M. ALSULAIM (Arabie saoudite) a fait observer que les migrations internationales contribuaient à l’économie de différentes manières, par exemple par les transferts de fonds et de connaissances ou encore les projets d’investissement. Il faut trouver une définition acceptable du terme migration, et développer un cadre juridique pour les migrants, a estimé le représentant. En ce qui concerne les migrations illégales, il s’est dit très préoccupé par la montée de la xénophobie, tendance qui alimente le racisme à l’égard des migrants. L’Arabie saoudite accueille plus de 10 millions de travailleurs temporaires, considérant qu’il s’agit d’une ressource économique. Elle a réformé son marché de l’emploi l’an dernier, notamment en ce qui concerne la protection des droits des travailleurs et des employeurs, a précisé le délégué. Il a souligné qu’un dialogue international sur les migrations était nécessaire pour trouver les meilleures solutions possibles à cette question.
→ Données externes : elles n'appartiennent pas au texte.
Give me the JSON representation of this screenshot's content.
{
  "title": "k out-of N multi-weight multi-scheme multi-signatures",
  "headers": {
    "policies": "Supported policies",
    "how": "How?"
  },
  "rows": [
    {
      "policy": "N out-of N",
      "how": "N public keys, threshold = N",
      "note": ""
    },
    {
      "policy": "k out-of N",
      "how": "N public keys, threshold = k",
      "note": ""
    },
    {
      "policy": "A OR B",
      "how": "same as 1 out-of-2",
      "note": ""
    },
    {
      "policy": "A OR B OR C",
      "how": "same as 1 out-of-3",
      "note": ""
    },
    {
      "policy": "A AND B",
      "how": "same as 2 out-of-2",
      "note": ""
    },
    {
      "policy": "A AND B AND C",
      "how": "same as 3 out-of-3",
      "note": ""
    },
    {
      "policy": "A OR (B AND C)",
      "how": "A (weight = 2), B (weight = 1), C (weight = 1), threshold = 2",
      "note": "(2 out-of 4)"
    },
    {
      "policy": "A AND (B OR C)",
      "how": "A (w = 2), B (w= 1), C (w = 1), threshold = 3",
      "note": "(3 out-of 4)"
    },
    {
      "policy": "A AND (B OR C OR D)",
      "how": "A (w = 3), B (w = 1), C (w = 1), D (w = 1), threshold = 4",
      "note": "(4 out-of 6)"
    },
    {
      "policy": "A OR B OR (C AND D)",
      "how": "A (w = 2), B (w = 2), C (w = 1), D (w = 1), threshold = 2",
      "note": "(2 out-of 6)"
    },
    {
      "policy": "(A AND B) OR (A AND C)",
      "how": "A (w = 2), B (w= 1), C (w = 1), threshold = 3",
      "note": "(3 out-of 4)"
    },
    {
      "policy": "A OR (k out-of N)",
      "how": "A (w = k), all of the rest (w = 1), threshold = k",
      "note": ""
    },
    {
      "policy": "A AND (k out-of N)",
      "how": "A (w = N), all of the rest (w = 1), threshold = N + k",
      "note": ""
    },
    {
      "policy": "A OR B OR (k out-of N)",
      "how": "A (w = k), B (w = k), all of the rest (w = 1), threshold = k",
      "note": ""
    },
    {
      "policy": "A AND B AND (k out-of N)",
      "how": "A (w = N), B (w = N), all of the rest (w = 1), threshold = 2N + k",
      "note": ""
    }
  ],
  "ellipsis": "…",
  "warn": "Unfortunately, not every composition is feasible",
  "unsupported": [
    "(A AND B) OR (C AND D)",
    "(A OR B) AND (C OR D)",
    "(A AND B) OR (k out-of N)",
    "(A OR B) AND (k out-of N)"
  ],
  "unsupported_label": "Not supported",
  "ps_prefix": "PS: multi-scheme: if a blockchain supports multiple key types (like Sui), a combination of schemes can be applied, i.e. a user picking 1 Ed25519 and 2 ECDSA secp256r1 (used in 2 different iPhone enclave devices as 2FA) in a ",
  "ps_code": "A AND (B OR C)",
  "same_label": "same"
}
M. PURNOMO AHMAD CHANDRA (Indonésie) a affirmé que la mondialisation, tout en ayant créé des opportunités dans certains pays, a également introduit de nouveaux risques et de nouvelles menaces. La priorité est d’assurer que la croissance économique et technologique soit couplée au progrès social, que l’efficacité rime avec égalité, la stabilité avec la croissance, l’expansion avec l’inclusion et que la croissance aille de pair avec le développement, la productivité et la création d’emplois, a souligné le représentant. À terme, l’objectif fondamental est d’assurer des conditions de vie décentes pour tous, a—t-il estimé.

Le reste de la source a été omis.